WILD COOT: Old friend talk
“Wild Coot, what is this? You claiming to be a writer?”
He is a pal whom I first met in 1948 when I entered the hallowed halls of Harrison College in Form 1.3. We had not come face to face since 1958 when we went our separate ways, he to Canada and I to Jamaica.
“So how are you?” he inquired, looking serious and taking a seat on a nearby bench.
“Only a little diabetes, that is all. How are you? . . . . I see you are walking with a cane.”
“Oh, the knee joints are getting old and need support, not like before when I played inside right and you were at right full back . . . . Look, I went into the supermarket at Rendezvous Road yesterday and was browsing through the book section run by Pages. To my surprise I saw a book written by you; so I bought it. I took it home and rested it on the table intending to return to it in a few hours time. When I returned, I found my wife engrossed in this book and laughing uncontrollably all over the place.
“What’s so funny?” I asked her.
“She said that the book was hilarious, that the man who wrote it must have been as wild as a coyote. She thought that he is the one who writes those articles in the newspaper, that no wonder the articles were so salacious. She reckoned that he could not enter the book for a NIFCA prize, for it was too saucy. She felt that the character Sammy went all over the world sowing wild oats.
“That surely was not you?” said my friend as a pregnant look came over his face.
We resorted to a nearby café and ordered two cups of coffee and some doughnuts.

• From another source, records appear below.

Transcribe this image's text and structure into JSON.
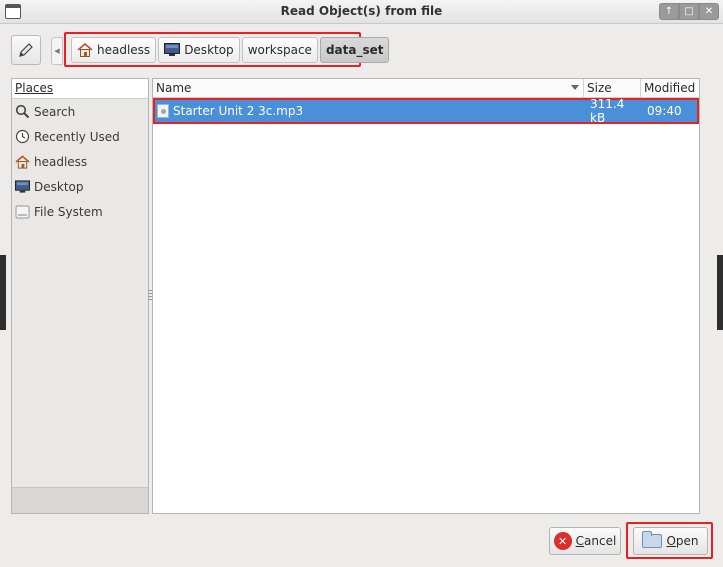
{
  "window": {
    "title": "Read Object(s) from file",
    "controls": [
      "↑",
      "□",
      "✕"
    ]
  },
  "pathbar": {
    "crumbs": [
      {
        "label": "headless",
        "icon": "home-icon"
      },
      {
        "label": "Desktop",
        "icon": "desktop-icon"
      },
      {
        "label": "workspace"
      },
      {
        "label": "data_set",
        "active": true
      }
    ]
  },
  "places": {
    "header": "Places",
    "items": [
      {
        "label": "Search",
        "icon": "search-icon"
      },
      {
        "label": "Recently Used",
        "icon": "clock-icon"
      },
      {
        "label": "headless",
        "icon": "home-icon"
      },
      {
        "label": "Desktop",
        "icon": "desktop-icon"
      },
      {
        "label": "File System",
        "icon": "drive-icon"
      }
    ]
  },
  "filelist": {
    "columns": {
      "name": "Name",
      "size": "Size",
      "modified": "Modified"
    },
    "rows": [
      {
        "name": "Starter Unit 2 3c.mp3",
        "size": "311.4 kB",
        "modified": "09:40",
        "selected": true
      }
    ]
  },
  "buttons": {
    "cancel_label_underlined": "C",
    "cancel_label_rest": "ancel",
    "open_label_underlined": "O",
    "open_label_rest": "pen"
  },
  "colors": {
    "selection": "#4a90d9",
    "highlight_box": "#e8201f"
  }
}
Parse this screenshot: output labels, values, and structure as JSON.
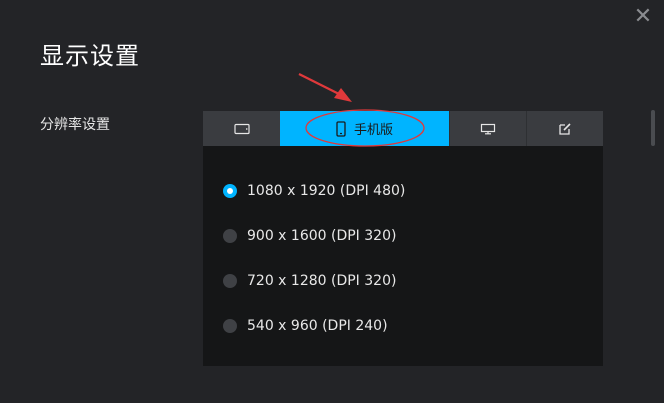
{
  "dialog": {
    "title": "显示设置",
    "close_icon": "close-icon"
  },
  "resolution": {
    "label": "分辨率设置",
    "tabs": [
      {
        "icon": "tablet-landscape-icon",
        "label": "",
        "active": false
      },
      {
        "icon": "phone-icon",
        "label": "手机版",
        "active": true
      },
      {
        "icon": "monitor-icon",
        "label": "",
        "active": false
      },
      {
        "icon": "edit-icon",
        "label": "",
        "active": false
      }
    ],
    "options": [
      {
        "label": "1080 x 1920 (DPI 480)",
        "checked": true
      },
      {
        "label": "900 x 1600 (DPI 320)",
        "checked": false
      },
      {
        "label": "720 x 1280 (DPI 320)",
        "checked": false
      },
      {
        "label": "540 x 960 (DPI 240)",
        "checked": false
      }
    ]
  },
  "colors": {
    "accent": "#00b4ff",
    "background": "#232427",
    "panel": "#151617",
    "annotation": "#e0393b"
  }
}
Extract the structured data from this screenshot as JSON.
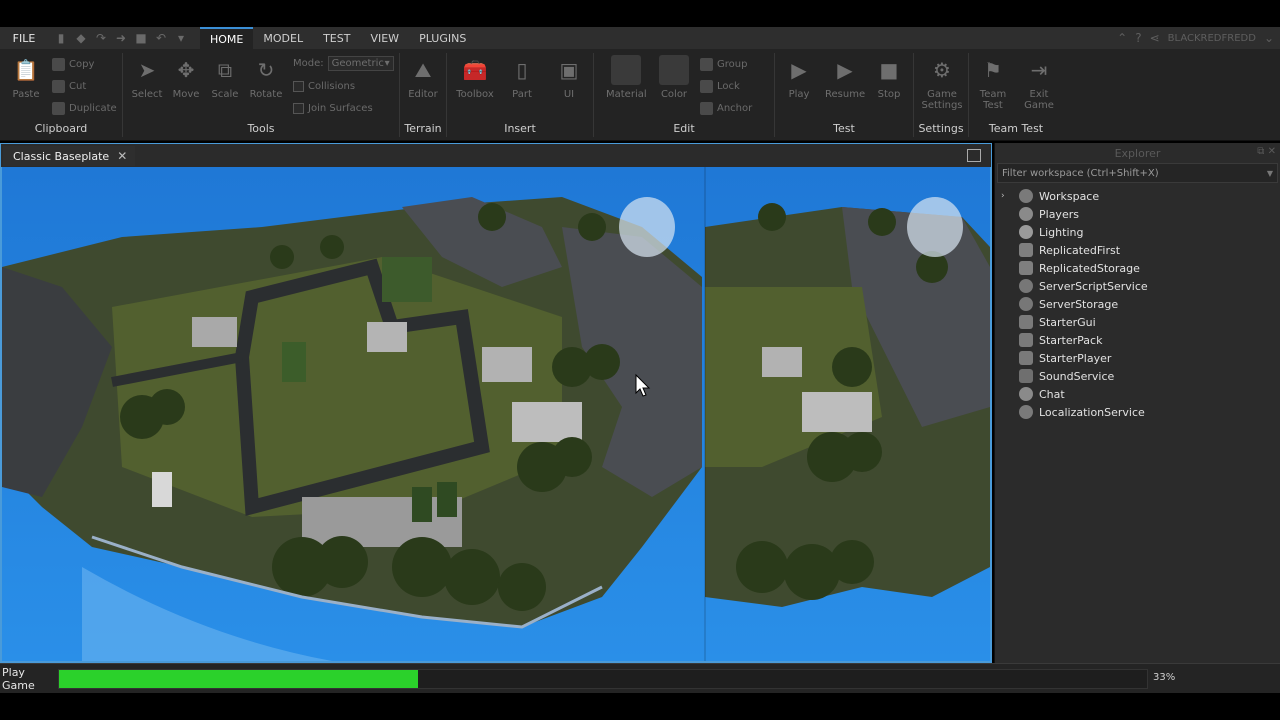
{
  "menubar": {
    "file": "FILE",
    "tabs": [
      {
        "label": "HOME",
        "active": true
      },
      {
        "label": "MODEL"
      },
      {
        "label": "TEST"
      },
      {
        "label": "VIEW"
      },
      {
        "label": "PLUGINS"
      }
    ],
    "username": "BLACKREDFREDD"
  },
  "ribbon": {
    "clipboard": {
      "label": "Clipboard",
      "paste": "Paste",
      "copy": "Copy",
      "cut": "Cut",
      "duplicate": "Duplicate"
    },
    "tools": {
      "label": "Tools",
      "select": "Select",
      "move": "Move",
      "scale": "Scale",
      "rotate": "Rotate",
      "mode_label": "Mode:",
      "mode_value": "Geometric",
      "collisions": "Collisions",
      "join_surfaces": "Join Surfaces"
    },
    "terrain": {
      "label": "Terrain",
      "editor": "Editor"
    },
    "insert": {
      "label": "Insert",
      "toolbox": "Toolbox",
      "part": "Part",
      "ui": "UI"
    },
    "edit": {
      "label": "Edit",
      "material": "Material",
      "color": "Color",
      "group": "Group",
      "lock": "Lock",
      "anchor": "Anchor"
    },
    "test": {
      "label": "Test",
      "play": "Play",
      "resume": "Resume",
      "stop": "Stop"
    },
    "settings": {
      "label": "Settings",
      "game_settings_1": "Game",
      "game_settings_2": "Settings"
    },
    "team_test": {
      "label": "Team Test",
      "team_test_1": "Team",
      "team_test_2": "Test",
      "exit_game_1": "Exit",
      "exit_game_2": "Game"
    }
  },
  "viewport": {
    "tab_title": "Classic Baseplate"
  },
  "explorer": {
    "title": "Explorer",
    "filter_placeholder": "Filter workspace (Ctrl+Shift+X)",
    "items": [
      {
        "label": "Workspace",
        "expandable": true,
        "icon": "globe-icon"
      },
      {
        "label": "Players",
        "icon": "players-icon"
      },
      {
        "label": "Lighting",
        "icon": "lightbulb-icon"
      },
      {
        "label": "ReplicatedFirst",
        "icon": "replicated-icon"
      },
      {
        "label": "ReplicatedStorage",
        "icon": "replicated-icon"
      },
      {
        "label": "ServerScriptService",
        "icon": "server-script-icon"
      },
      {
        "label": "ServerStorage",
        "icon": "server-storage-icon"
      },
      {
        "label": "StarterGui",
        "icon": "starter-gui-icon"
      },
      {
        "label": "StarterPack",
        "icon": "starter-pack-icon"
      },
      {
        "label": "StarterPlayer",
        "icon": "starter-player-icon"
      },
      {
        "label": "SoundService",
        "icon": "sound-icon"
      },
      {
        "label": "Chat",
        "icon": "chat-icon"
      },
      {
        "label": "LocalizationService",
        "icon": "localization-icon"
      }
    ]
  },
  "statusbar": {
    "label": "Play Game",
    "progress": 0.33,
    "progress_text": "33%",
    "fill_color": "#2bd12b"
  }
}
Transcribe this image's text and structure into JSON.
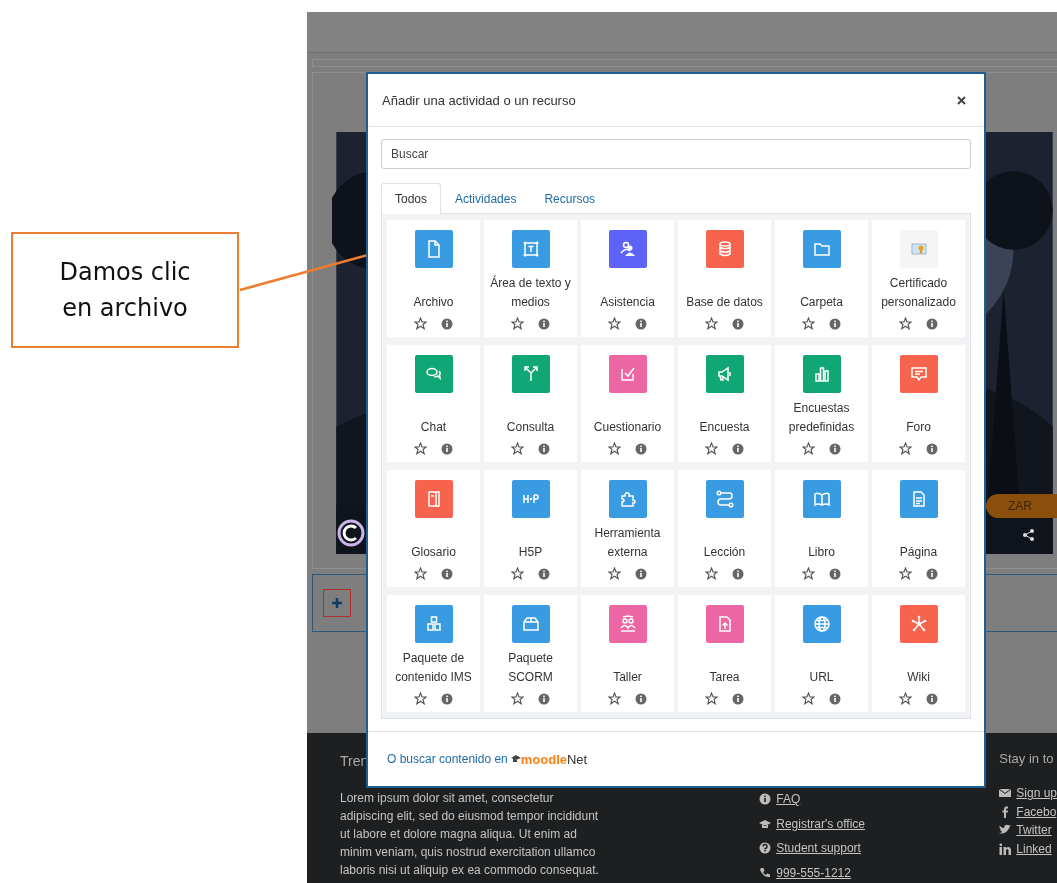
{
  "callout": {
    "text": "Damos clic en archivo"
  },
  "background": {
    "button_label": "ZAR",
    "footer": {
      "heading": "Tren",
      "text": "Lorem ipsum dolor sit amet, consectetur adipiscing elit, sed do eiusmod tempor incididunt ut labore et dolore magna aliqua. Ut enim ad minim veniam, quis nostrud exercitation ullamco laboris nisi ut aliquip ex ea commodo consequat.",
      "links": [
        {
          "kind": "info",
          "label": "FAQ"
        },
        {
          "kind": "cap",
          "label": "Registrar's office"
        },
        {
          "kind": "question",
          "label": "Student support"
        },
        {
          "kind": "phone",
          "label": "999-555-1212"
        }
      ],
      "social_heading": "Stay in to",
      "social": [
        {
          "kind": "mail",
          "label": "Sign up"
        },
        {
          "kind": "facebook",
          "label": "Facebo"
        },
        {
          "kind": "twitter",
          "label": "Twitter"
        },
        {
          "kind": "linkedin",
          "label": "Linked"
        }
      ]
    }
  },
  "modal": {
    "title": "Añadir una actividad o un recurso",
    "search": {
      "placeholder": "Buscar"
    },
    "tabs": [
      {
        "label": "Todos",
        "selected": true
      },
      {
        "label": "Actividades",
        "selected": false
      },
      {
        "label": "Recursos",
        "selected": false
      }
    ],
    "items": [
      {
        "name": "Archivo",
        "kind": "file",
        "color": "#399be2"
      },
      {
        "name": "Área de texto y medios",
        "kind": "textarea",
        "color": "#399be2"
      },
      {
        "name": "Asistencia",
        "kind": "people",
        "color": "#5d63f6"
      },
      {
        "name": "Base de datos",
        "kind": "database",
        "color": "#f7634d"
      },
      {
        "name": "Carpeta",
        "kind": "folder",
        "color": "#399be2"
      },
      {
        "name": "Certificado personalizado",
        "kind": "certificate",
        "color": "#f5f5f5"
      },
      {
        "name": "Chat",
        "kind": "chat",
        "color": "#11a676"
      },
      {
        "name": "Consulta",
        "kind": "fork",
        "color": "#11a676"
      },
      {
        "name": "Cuestionario",
        "kind": "check",
        "color": "#eb66a2"
      },
      {
        "name": "Encuesta",
        "kind": "megaphone",
        "color": "#11a676"
      },
      {
        "name": "Encuestas predefinidas",
        "kind": "chart",
        "color": "#11a676"
      },
      {
        "name": "Foro",
        "kind": "forum",
        "color": "#f7634d"
      },
      {
        "name": "Glosario",
        "kind": "notebook",
        "color": "#f7634d"
      },
      {
        "name": "H5P",
        "kind": "h5p",
        "color": "#399be2"
      },
      {
        "name": "Herramienta externa",
        "kind": "puzzle",
        "color": "#399be2"
      },
      {
        "name": "Lección",
        "kind": "path",
        "color": "#399be2"
      },
      {
        "name": "Libro",
        "kind": "book",
        "color": "#399be2"
      },
      {
        "name": "Página",
        "kind": "page",
        "color": "#399be2"
      },
      {
        "name": "Paquete de contenido IMS",
        "kind": "blocks",
        "color": "#399be2"
      },
      {
        "name": "Paquete SCORM",
        "kind": "box",
        "color": "#399be2"
      },
      {
        "name": "Taller",
        "kind": "group",
        "color": "#eb66a2"
      },
      {
        "name": "Tarea",
        "kind": "upload",
        "color": "#eb66a2"
      },
      {
        "name": "URL",
        "kind": "globe",
        "color": "#399be2"
      },
      {
        "name": "Wiki",
        "kind": "network",
        "color": "#f7634d"
      }
    ],
    "footer": {
      "link": "O buscar contenido en",
      "logo_a": "moodle",
      "logo_b": "Net"
    }
  }
}
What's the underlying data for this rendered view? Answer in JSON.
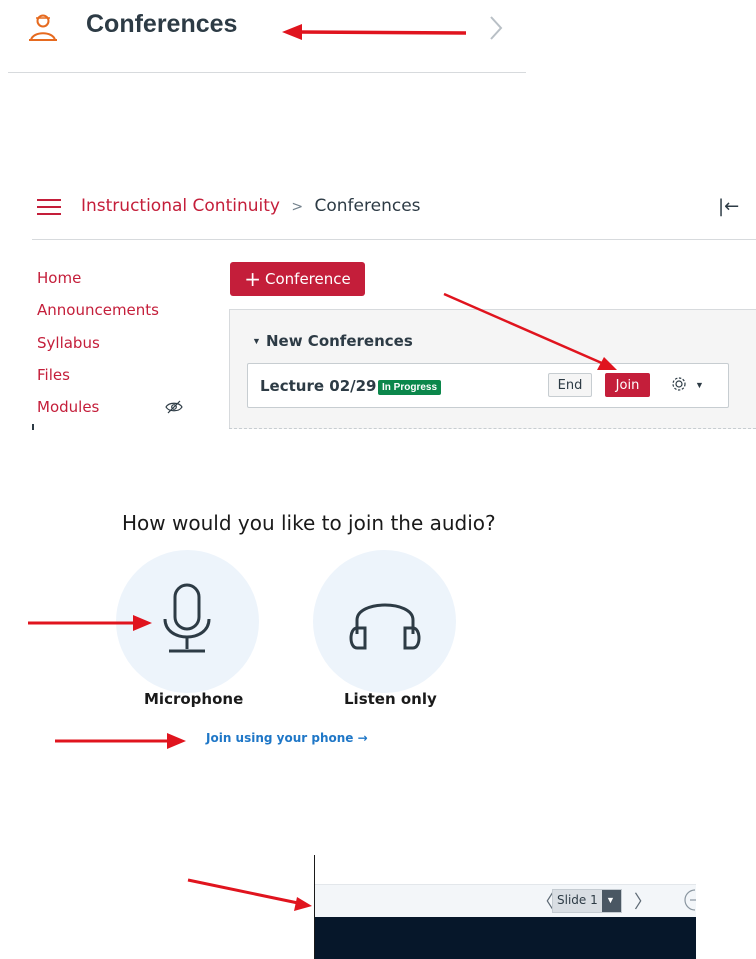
{
  "section1": {
    "title": "Conferences",
    "icon": "person-presenting-icon",
    "chevron": "chevron-right-icon"
  },
  "section2": {
    "breadcrumb": {
      "course": "Instructional Continuity",
      "separator": ">",
      "current": "Conferences"
    },
    "collapse_glyph": "|←",
    "nav": [
      "Home",
      "Announcements",
      "Syllabus",
      "Files",
      "Modules"
    ],
    "add_conference_label": "Conference",
    "section_heading": "New Conferences",
    "conference": {
      "title": "Lecture 02/29",
      "status": "In Progress",
      "end_label": "End",
      "join_label": "Join"
    }
  },
  "section3": {
    "question": "How would you like to join the audio?",
    "microphone_label": "Microphone",
    "listen_label": "Listen only",
    "phone_link": "Join using your phone →"
  },
  "section4": {
    "slide_label": "Slide 1",
    "prev_glyph": "〈",
    "next_glyph": "〉"
  },
  "colors": {
    "brand": "#c41e3a",
    "status_green": "#0b874b",
    "link_blue": "#1f77c7",
    "arrow_red": "#e0141e"
  }
}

“Wild Coot, how you could say that we need a Trinidad parliamentarian? That is disrespectful.”
“Boy, you don’t know what is going on. You don’t know that we did not have to sell the National Bank. We had retained 33 per cent of the bank and I believe that there was a clause allowing us to buy back the bank. That decision to sell the balance of shares at BDS$5 is going to haunt us and our children for the next ten generations.
“Look at the situation now. Workers Bank in Trinidad was in trouble. Clico owned the majority shares. Trinidad government bailed out Workers Bank and took over all of the shares and renamed it First Citizens Bank. Trinidad government bailed out Clico. Clico owned Republic Bank. Thus Trinidad government owns both Republic Bank and First Citizens Bank. These banks compete now in Barbados. I am sure that they cannot have interlocking directors. But they are both owned by the government of Trinidad.”
“Dog bite it man!” exclaimed my friend, accompanying it with a few choice Bajan words.
“But that is not all. Massy now shows us what the Shipping & Traders conglomerate really owned as it sticks its mark on supermarkets, insurance, Knights Ltd, DaCosta Manning, finance house, and now there is the proposed super edifice at Warrens. That is why it is only fair for Trinidad to hold a seat in the parliament.”
“So tell me,” he commented, “you have recently returned to Barbados and are writing under the name Wild Coot. I wonder if your findings are like mine as I have recently returned from the cold weather. But before you say anything, I find that Barbados has not changed with the times. There is the same conservative attitude, as if Barbados were the centre of civilisation. The same hierarchy seems to be in charge. The only difference now is that [some people] are trying to get as much money for themselves as they realise that they have no real power. I tried to discuss the matter with a workman who came to the house to fix a kitchen sink. You know what he said to me? ‘Skipper, if you don’t like it, guh from ’bout hey’.”
“Do you smoke, Wild Coot?” he asked.
“No, I do not smoke; neither do I drink or fête.”
“Oh, that is why you could write a book like the Diary Of A Randy Old Coot so graphically.”
He whispered softly as if he feared being overheard.
“Do you think that the commercial banks will leave?”
“Oh yes,” I replied. “Just like a person if he isn’t getting any sweets from a relationship.”